The Constitution makes no reference to abortion, and no such right is implicitly protected by any constitutional provision, including the one on which the defenders of Roe and Casey now chiefly rely—the due process clause of the 14th Amendment. That provision has been held to guarantee some rights that are not mentioned by the Constitution, but any such right must be ‘deeply rooted in this nation’s history and tradition’ and ‘implicit in the concept of ordered liberty.

In essence, Alito declared the Due Process Clause of the 14th Amendment invalid except for fetuses. Everyone else, and especially impregnated persons, lose all rights without hearing or remedy unless the right in question existed for the person in question before the United States or its Constitution even existed.

Alito goes so far in asserting this that he cites a proponent of witch-burning who lived during the 1600s.6 To follow that assertion to its logical end obliterates the following amendments, all related statutes and jurisprudence:

  • Third—Damn skippy troops can quarter in your house without permission or rent. Just as they did for all of history until 1789.
  • Fourth—Why would a person who enjoys no right to privacy expect to rest secure in their papers and property?
  • Fifth—Clearly, police and prosecutors can compel testimony by any means since the government recognizes no interest in preserving personal secrets.
  • Sixth—You want jury trials? In this political economy?!
  • Seventh—Civil trials? How can a person with no other rights suffer a tort or deserve compensation?
  • Eighth—We legalized torture by repealing the Fourth and Fifth Amendments. Do keep up.
  • Ninth—“The enumeration in the Constitution, of certain rights, shall not be construed to deny or disparage others retained by the people.” You dear, sweet summer child.
  • Fifteenth—Even if we let you vote, you cannot cast ballots unless we watch and approve of your choice.
  • Seventeenth, Nineteenth and Twenty-sixth—Don’t make us tap the “Fifteenth Amendment” sign again.

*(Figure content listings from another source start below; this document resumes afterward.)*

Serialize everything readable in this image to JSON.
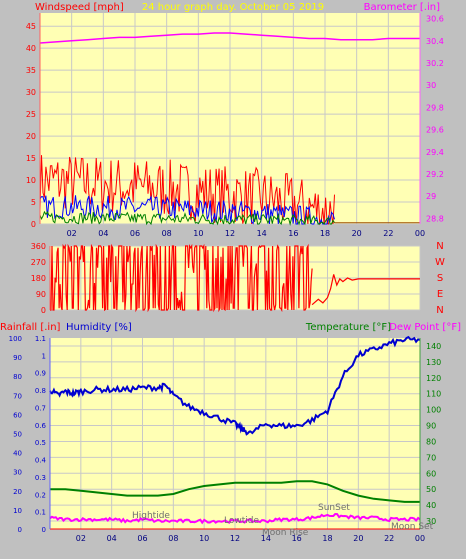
{
  "title": "24 hour graph day.  October 05 2019",
  "colors": {
    "background": "#c0c0c0",
    "plot_fill": "#ffffb4",
    "grid": "#c8c8c8",
    "axis_left": "#ff0000",
    "axis_right_top": "#ff00ff",
    "title": "#ffff00",
    "wind_red": "#ff0000",
    "wind_blue": "#0000ff",
    "wind_green": "#008000",
    "dir_red": "#ff0000",
    "baro": "#ff00ff",
    "humidity": "#0000d0",
    "temperature": "#008000",
    "dewpoint": "#ff00ff",
    "rain": "#ff0000",
    "annotation": "#707070"
  },
  "x_ticks": [
    "02",
    "04",
    "06",
    "08",
    "10",
    "12",
    "14",
    "16",
    "18",
    "20",
    "22",
    "00"
  ],
  "chart_data": [
    {
      "type": "line",
      "name": "wind-barometer",
      "left_axis": {
        "label": "Windspeed [mph]",
        "ticks": [
          "0",
          "5",
          "10",
          "15",
          "20",
          "25",
          "30",
          "35",
          "40",
          "45"
        ],
        "ylim": [
          0,
          48
        ]
      },
      "right_axis": {
        "label": "Barometer [.in]",
        "ticks": [
          "28.8",
          "29",
          "29.2",
          "29.4",
          "29.6",
          "29.8",
          "30",
          "30.2",
          "30.4",
          "30.6"
        ],
        "ylim": [
          28.75,
          30.65
        ]
      },
      "xlim": [
        0,
        24
      ],
      "series": [
        {
          "key": "barometer",
          "axis": "right",
          "x": [
            0,
            1,
            2,
            3,
            4,
            5,
            6,
            7,
            8,
            9,
            10,
            11,
            12,
            13,
            14,
            15,
            16,
            17,
            18,
            19,
            20,
            21,
            22,
            23,
            24
          ],
          "y": [
            30.38,
            30.39,
            30.4,
            30.41,
            30.42,
            30.43,
            30.43,
            30.44,
            30.45,
            30.46,
            30.46,
            30.47,
            30.47,
            30.46,
            30.45,
            30.44,
            30.43,
            30.42,
            30.42,
            30.41,
            30.41,
            30.41,
            30.42,
            30.42,
            30.42
          ]
        },
        {
          "key": "wind_gust",
          "axis": "left",
          "points": 200,
          "x_range": [
            0,
            18.6
          ],
          "y_band": [
            3,
            18
          ],
          "trend": [
            [
              0,
              10
            ],
            [
              8,
              8
            ],
            [
              14,
              6
            ],
            [
              18,
              3
            ]
          ]
        },
        {
          "key": "wind_avg",
          "axis": "left",
          "points": 200,
          "x_range": [
            0,
            18.6
          ],
          "y_band": [
            1,
            7
          ],
          "trend": [
            [
              0,
              4
            ],
            [
              8,
              3.5
            ],
            [
              14,
              2.5
            ],
            [
              18,
              1
            ]
          ]
        },
        {
          "key": "wind_low",
          "axis": "left",
          "points": 200,
          "x_range": [
            0,
            18.6
          ],
          "y_band": [
            0,
            3
          ],
          "trend": [
            [
              0,
              1.5
            ],
            [
              8,
              1.2
            ],
            [
              14,
              1
            ],
            [
              18,
              0.5
            ]
          ]
        },
        {
          "key": "wind_calm",
          "axis": "left",
          "x": [
            18.6,
            24
          ],
          "y": [
            0.3,
            0.3
          ]
        }
      ]
    },
    {
      "type": "line",
      "name": "wind-direction",
      "left_axis": {
        "ticks": [
          "0",
          "90",
          "180",
          "270",
          "360"
        ],
        "ylim": [
          0,
          360
        ]
      },
      "right_axis": {
        "ticks": [
          "N",
          "E",
          "S",
          "W",
          "N"
        ]
      },
      "xlim": [
        0,
        24
      ],
      "series": [
        {
          "key": "direction_noisy",
          "points": 260,
          "x_range": [
            0,
            17
          ],
          "y_band": [
            0,
            360
          ]
        },
        {
          "key": "direction_settle",
          "x": [
            17,
            17.4,
            17.7,
            18,
            18.2,
            18.4,
            18.6,
            18.8,
            19,
            19.3,
            19.6,
            20,
            24
          ],
          "y": [
            30,
            60,
            40,
            70,
            120,
            200,
            140,
            175,
            160,
            180,
            168,
            175,
            175
          ]
        }
      ]
    },
    {
      "type": "line",
      "name": "humidity-temperature",
      "left_axis_rain": {
        "label": "Rainfall [.in]",
        "ticks": [
          "0",
          "0.1",
          "0.2",
          "0.3",
          "0.4",
          "0.5",
          "0.6",
          "0.7",
          "0.8",
          "0.9",
          "1",
          "1.1"
        ],
        "ylim": [
          0,
          1.1
        ]
      },
      "left_axis_humidity": {
        "label": "Humidity [%]",
        "ticks": [
          "0",
          "10",
          "20",
          "30",
          "40",
          "50",
          "60",
          "70",
          "80",
          "90",
          "100"
        ],
        "ylim": [
          0,
          100
        ]
      },
      "right_axis": {
        "label_temp": "Temperature [°F]",
        "label_dew": "Dew Point [°F]",
        "ticks": [
          "30",
          "40",
          "50",
          "60",
          "70",
          "80",
          "90",
          "100",
          "110",
          "120",
          "130",
          "140"
        ],
        "ylim": [
          25,
          145
        ]
      },
      "xlim": [
        0,
        24
      ],
      "series": [
        {
          "key": "humidity",
          "axis": "humidity",
          "x": [
            0,
            0.5,
            1,
            1.5,
            2,
            3,
            4,
            5,
            6,
            7,
            7.5,
            8,
            9,
            10,
            11,
            12,
            12.5,
            13,
            14,
            15,
            16,
            17,
            18,
            19,
            20,
            21,
            22,
            23,
            24
          ],
          "y": [
            73,
            70,
            72,
            71,
            72,
            73,
            73,
            73,
            74,
            74,
            75,
            70,
            64,
            61,
            58,
            55,
            52,
            50,
            55,
            54,
            54,
            57,
            62,
            80,
            91,
            94,
            97,
            99,
            99
          ]
        },
        {
          "key": "temperature",
          "axis": "temp",
          "x": [
            0,
            1,
            2,
            3,
            4,
            5,
            6,
            7,
            8,
            9,
            10,
            11,
            12,
            13,
            14,
            15,
            16,
            17,
            18,
            19,
            20,
            21,
            22,
            23,
            24
          ],
          "y": [
            50,
            50,
            49,
            48,
            47,
            46,
            46,
            46,
            47,
            50,
            52,
            53,
            54,
            54,
            54,
            54,
            55,
            55,
            53,
            49,
            46,
            44,
            43,
            42,
            42
          ]
        },
        {
          "key": "dewpoint",
          "axis": "temp",
          "x": [
            0,
            1,
            2,
            3,
            4,
            5,
            6,
            7,
            8,
            9,
            10,
            11,
            12,
            13,
            14,
            15,
            16,
            17,
            18,
            19,
            20,
            21,
            22,
            23,
            24
          ],
          "y": [
            32,
            31,
            31,
            31,
            31,
            30,
            31,
            30,
            30,
            30,
            30,
            30,
            30,
            30,
            30,
            31,
            31,
            32,
            34,
            33,
            32,
            32,
            31,
            31,
            31
          ]
        },
        {
          "key": "rain",
          "axis": "rain",
          "x": [
            0,
            24
          ],
          "y": [
            0,
            0
          ]
        }
      ],
      "annotations": [
        "Hightide",
        "Lowtide",
        "SunSet",
        "Moon Rise",
        "Moon Set"
      ]
    }
  ]
}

The Thirteenth Amendment presents quite the conundrum here. If a fetus enjoys personhood from the moment of conception, keeping fetuses enwombed must, at the very least, constitute kidnapping. Confining a person in a defined location without allowing them freedom of movement for up to 10 months? Making fetuses entirely dependent on another for food and shelter? No way that passes muster under the Nȕ Constitution.